Cognitive restructuring: The cognitive work focuses on distorted expectations of negative social outcomes and hypercritical self-evaluations in social situations. Patients are taught to identify their negative thoughts (e.g. "It would be awful to make a mistake and say the wrong thing;" "I am a loser"), to find ways to concretely test and disconfirm them, with the goal of replacing these thoughts with more accurate self-statements.
Exposure work: The basic principle
of graded exposure to increasingly challenging situations,
with sufficient duration to allow desensitization to occur,
is the same as in all exposure based treatments. The keys
to treatment are development of appropriately graded exposure
exercises to the patient's personally relevant social cues
and compliance with exposure exercises of adequate frequency
and duration. Group treatment is particularly useful as
it provides a ready context for developing and practicing
exposure exercises. Observing and correcting a fellow patient's
obviously distorted self-assessments of performance is a
powerful way to convince a patient that his or her self-assessments
may also be distorted.
Exposure work: This provides the simplest application of the basic principle. Graded exposure inevitably leads to desensitization. The key is developing an appropriate set of graded exposure exercises and obtaining the patients compliance with them. The treatment is very straight forward with easily manipulated phobic objects (e.g., dogs, snakes, spiders, heights, driving) and somewhat more challenging, but still quite feasible, with less easily controlled phobic cues (e.g., airplanes, storms).
Techniques for the treatment of GAD are less well developed and less well studied. Because GAD is primarily a "worry" disease, its manifestations are largely cognitive and emotional rather than behavioral. Avoidance is not usually a dominant aspect of the presentation. The worries themselves tend to be very diffuse. This makes it difficult to design specific interventions based on the exposure principle. The work is therefore primarily cognitive. We perceive it as more difficult and its effectiveness is less well established. We tend therefore to rely more exclusively on medication for this disorder.

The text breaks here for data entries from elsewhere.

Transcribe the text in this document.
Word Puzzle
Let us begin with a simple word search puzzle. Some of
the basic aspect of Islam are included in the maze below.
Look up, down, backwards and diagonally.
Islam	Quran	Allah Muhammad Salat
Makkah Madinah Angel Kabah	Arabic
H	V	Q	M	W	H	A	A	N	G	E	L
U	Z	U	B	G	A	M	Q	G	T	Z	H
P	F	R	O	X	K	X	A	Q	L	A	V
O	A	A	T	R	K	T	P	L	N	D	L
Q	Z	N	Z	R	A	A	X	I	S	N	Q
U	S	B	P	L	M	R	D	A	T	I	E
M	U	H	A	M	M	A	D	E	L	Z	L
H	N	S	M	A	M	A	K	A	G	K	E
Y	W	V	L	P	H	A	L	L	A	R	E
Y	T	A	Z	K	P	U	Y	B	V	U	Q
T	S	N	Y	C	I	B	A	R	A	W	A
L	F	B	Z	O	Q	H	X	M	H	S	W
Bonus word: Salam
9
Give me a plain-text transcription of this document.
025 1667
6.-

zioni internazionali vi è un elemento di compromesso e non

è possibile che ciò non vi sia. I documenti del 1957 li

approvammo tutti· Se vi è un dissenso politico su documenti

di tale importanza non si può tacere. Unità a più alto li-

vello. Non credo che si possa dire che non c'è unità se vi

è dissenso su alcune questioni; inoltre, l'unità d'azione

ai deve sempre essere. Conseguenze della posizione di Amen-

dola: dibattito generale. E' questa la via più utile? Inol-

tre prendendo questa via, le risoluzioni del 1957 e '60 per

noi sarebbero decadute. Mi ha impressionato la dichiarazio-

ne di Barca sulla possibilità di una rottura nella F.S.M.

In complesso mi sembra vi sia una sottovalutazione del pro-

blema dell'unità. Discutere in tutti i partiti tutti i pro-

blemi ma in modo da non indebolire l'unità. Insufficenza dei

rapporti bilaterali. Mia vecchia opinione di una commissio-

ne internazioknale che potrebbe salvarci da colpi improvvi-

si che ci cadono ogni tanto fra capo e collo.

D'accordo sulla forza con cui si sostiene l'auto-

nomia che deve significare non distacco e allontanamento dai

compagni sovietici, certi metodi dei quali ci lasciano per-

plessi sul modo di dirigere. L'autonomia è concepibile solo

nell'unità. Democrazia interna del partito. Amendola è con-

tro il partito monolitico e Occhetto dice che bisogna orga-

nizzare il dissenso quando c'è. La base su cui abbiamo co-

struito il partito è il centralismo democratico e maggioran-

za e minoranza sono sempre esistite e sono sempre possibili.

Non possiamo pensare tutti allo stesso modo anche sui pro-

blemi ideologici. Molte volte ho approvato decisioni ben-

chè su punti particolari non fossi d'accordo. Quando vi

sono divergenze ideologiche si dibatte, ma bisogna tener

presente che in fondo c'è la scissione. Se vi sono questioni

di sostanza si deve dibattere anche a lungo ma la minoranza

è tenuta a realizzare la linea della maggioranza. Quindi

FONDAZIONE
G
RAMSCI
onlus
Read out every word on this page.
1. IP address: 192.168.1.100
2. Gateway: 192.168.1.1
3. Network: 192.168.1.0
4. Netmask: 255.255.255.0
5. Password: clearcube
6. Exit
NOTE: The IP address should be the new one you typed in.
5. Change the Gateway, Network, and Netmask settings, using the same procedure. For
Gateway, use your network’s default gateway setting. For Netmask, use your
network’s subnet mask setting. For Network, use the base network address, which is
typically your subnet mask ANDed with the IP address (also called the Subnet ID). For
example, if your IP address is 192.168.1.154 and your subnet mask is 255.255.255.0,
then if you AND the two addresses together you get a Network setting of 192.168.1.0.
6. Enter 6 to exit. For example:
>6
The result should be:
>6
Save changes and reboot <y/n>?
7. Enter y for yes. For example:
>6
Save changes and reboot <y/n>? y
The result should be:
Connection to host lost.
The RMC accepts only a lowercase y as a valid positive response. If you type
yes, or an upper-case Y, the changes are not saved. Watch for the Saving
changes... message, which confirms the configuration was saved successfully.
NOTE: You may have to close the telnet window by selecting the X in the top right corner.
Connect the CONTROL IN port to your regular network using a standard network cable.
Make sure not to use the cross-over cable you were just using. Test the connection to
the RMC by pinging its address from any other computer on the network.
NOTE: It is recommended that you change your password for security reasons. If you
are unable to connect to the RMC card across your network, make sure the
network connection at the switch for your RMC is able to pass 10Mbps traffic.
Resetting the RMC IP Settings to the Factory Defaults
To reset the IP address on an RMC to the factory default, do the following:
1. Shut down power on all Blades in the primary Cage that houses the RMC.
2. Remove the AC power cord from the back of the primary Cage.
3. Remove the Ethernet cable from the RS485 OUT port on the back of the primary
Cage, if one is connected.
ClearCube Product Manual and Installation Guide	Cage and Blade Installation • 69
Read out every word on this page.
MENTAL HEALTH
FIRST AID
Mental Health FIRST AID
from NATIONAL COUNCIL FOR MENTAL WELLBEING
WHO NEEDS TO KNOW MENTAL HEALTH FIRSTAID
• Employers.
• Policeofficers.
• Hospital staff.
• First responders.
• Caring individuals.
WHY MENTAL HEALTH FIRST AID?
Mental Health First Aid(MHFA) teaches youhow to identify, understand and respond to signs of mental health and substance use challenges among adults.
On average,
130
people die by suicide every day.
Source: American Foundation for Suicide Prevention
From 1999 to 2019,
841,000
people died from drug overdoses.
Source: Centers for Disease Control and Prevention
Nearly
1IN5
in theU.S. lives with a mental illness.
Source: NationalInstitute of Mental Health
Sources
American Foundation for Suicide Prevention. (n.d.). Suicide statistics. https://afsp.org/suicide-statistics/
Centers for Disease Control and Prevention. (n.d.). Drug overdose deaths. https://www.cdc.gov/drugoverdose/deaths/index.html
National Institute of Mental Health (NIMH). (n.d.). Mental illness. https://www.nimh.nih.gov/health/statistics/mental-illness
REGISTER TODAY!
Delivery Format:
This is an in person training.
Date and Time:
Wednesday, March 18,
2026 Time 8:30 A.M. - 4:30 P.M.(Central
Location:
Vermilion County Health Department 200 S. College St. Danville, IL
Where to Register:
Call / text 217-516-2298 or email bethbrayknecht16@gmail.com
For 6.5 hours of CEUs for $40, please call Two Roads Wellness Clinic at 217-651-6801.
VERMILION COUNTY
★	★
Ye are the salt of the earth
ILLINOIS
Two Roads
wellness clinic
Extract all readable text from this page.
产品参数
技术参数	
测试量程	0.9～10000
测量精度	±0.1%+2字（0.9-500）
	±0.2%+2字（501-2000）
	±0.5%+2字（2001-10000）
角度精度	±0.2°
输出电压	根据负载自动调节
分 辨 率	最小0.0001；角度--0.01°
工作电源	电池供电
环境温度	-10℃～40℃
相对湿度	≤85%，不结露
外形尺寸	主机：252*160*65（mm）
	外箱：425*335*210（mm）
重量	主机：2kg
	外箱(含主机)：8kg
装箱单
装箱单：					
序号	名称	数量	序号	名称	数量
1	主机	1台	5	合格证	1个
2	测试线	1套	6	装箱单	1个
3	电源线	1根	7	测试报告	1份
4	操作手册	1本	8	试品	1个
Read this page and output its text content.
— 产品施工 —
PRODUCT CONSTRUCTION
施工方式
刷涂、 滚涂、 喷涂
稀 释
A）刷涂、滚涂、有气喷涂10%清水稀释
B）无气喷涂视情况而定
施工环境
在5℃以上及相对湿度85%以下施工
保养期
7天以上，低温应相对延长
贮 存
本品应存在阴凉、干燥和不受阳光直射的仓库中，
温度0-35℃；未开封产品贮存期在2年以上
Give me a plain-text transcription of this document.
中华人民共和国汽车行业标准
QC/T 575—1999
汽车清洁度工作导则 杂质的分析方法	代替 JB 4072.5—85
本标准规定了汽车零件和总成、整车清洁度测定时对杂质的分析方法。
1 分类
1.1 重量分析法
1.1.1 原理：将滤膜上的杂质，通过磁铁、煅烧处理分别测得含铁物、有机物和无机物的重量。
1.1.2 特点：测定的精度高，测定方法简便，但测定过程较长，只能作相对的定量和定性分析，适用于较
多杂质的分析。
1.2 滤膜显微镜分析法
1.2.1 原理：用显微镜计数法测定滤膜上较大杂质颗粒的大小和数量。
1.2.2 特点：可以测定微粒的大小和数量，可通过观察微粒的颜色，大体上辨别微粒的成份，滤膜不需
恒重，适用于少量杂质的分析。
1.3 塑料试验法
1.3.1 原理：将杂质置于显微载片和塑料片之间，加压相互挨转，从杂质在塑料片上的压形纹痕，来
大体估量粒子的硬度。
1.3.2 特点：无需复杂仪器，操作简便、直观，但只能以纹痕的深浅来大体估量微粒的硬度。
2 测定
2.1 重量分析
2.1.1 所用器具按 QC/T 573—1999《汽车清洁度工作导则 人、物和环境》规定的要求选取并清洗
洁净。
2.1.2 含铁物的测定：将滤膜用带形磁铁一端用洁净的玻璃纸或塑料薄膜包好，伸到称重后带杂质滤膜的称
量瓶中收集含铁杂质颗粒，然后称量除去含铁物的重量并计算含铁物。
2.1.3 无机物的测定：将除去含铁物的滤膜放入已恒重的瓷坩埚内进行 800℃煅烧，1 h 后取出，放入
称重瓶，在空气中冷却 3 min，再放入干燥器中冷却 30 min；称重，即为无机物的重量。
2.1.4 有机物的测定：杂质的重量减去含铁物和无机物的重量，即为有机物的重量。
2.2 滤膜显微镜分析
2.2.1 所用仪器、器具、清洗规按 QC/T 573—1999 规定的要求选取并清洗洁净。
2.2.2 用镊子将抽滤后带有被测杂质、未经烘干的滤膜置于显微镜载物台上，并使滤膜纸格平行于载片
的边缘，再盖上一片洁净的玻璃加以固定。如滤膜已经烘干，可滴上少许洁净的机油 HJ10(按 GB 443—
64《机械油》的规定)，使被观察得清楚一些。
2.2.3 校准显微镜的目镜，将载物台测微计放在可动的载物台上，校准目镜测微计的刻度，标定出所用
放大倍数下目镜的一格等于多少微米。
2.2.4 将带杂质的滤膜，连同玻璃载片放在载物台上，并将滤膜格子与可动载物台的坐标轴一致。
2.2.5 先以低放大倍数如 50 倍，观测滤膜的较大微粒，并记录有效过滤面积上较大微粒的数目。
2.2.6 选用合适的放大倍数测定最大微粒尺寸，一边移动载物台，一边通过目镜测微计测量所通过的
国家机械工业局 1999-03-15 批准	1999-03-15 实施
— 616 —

Cognitive work: Focuses on helping patients understand their physiological reactivity as an understandable response to traumatic exposure and not evidence they are "going crazy." Also helps them reconstruct their shattered worlds, so they can engage in more realistic assessment of risks, their own competence, and the trustworthiness of other people.
Exposure work: Patients are often highly sensitized to specific cues linked to the traumatic experience. These require systematic exposure and desensitization. All avoidance needs to be addressed, whether it is of places, people, situations, or memories. Because of patients' sensitivities and reactivity, this work requires therapists who are particularly skilled, experienced, and interested in this type of work.